An exercise on impromptu speaking skills is included.
“Teaching assistants are going to have to stand up in front of students and talk,” she says.
“That’s another thing they’re fearful of.”
Other exercises include engaging students in active learning, planning and facilitating a discussion, and teaching in lab settings.
A section on “Advanced Skills” includes exercises for the more experienced TA, including classroom management skills, online teaching and learning, group problem solving, and effective feedback.
The second half of the book is devoted to international teaching assistant (ITA) development. Here, there are exercises that deal with cultural adjustment and diversity awareness.
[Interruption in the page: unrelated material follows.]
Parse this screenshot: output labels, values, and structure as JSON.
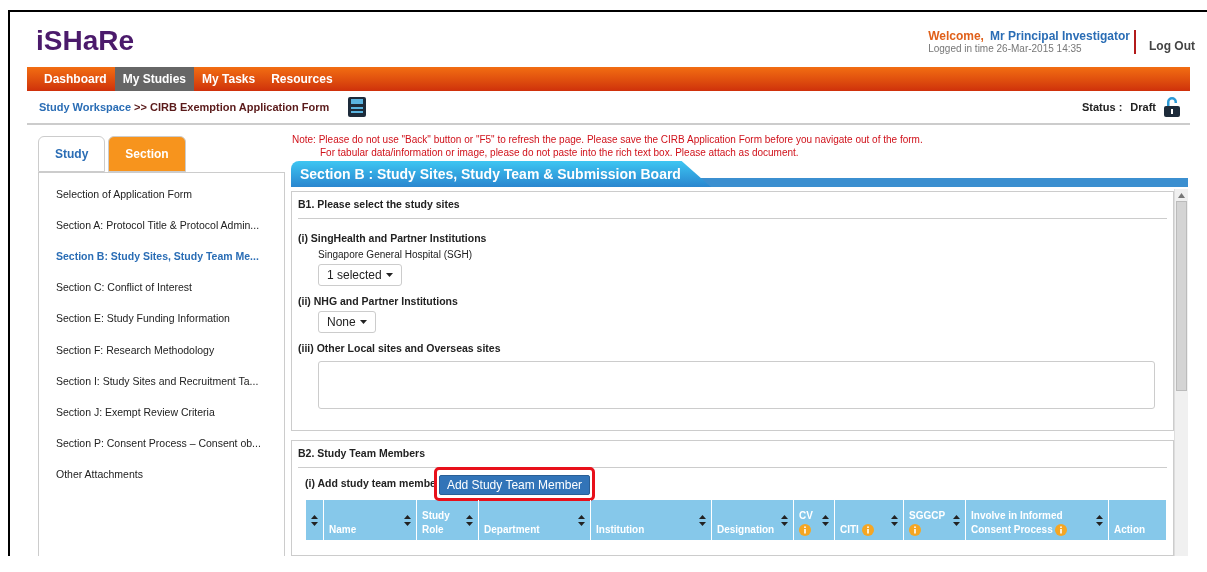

Ross says ITAs have “very specific needs. They’re adjusting to the culture of higher education in the U.S. They’re also thinking about their own cultures, how they were taught, and what their educational systems valued. There’s often not a match there.
“For example, the idea that undergraduate students would interrupt a professor and ask a question is odd to many of our international students,” she says.
“Many come from cultures where students listen to a professor and take notes, but would never question them.”
Ross contributed an exercise that she uses with ITAs: A high school visit.
“I take them to E.O. Smith High School [in Storrs] so they can see an American high school. High schools in the U.S. are even more different than universities across countries. It helps ITAs understand where our students are coming from.”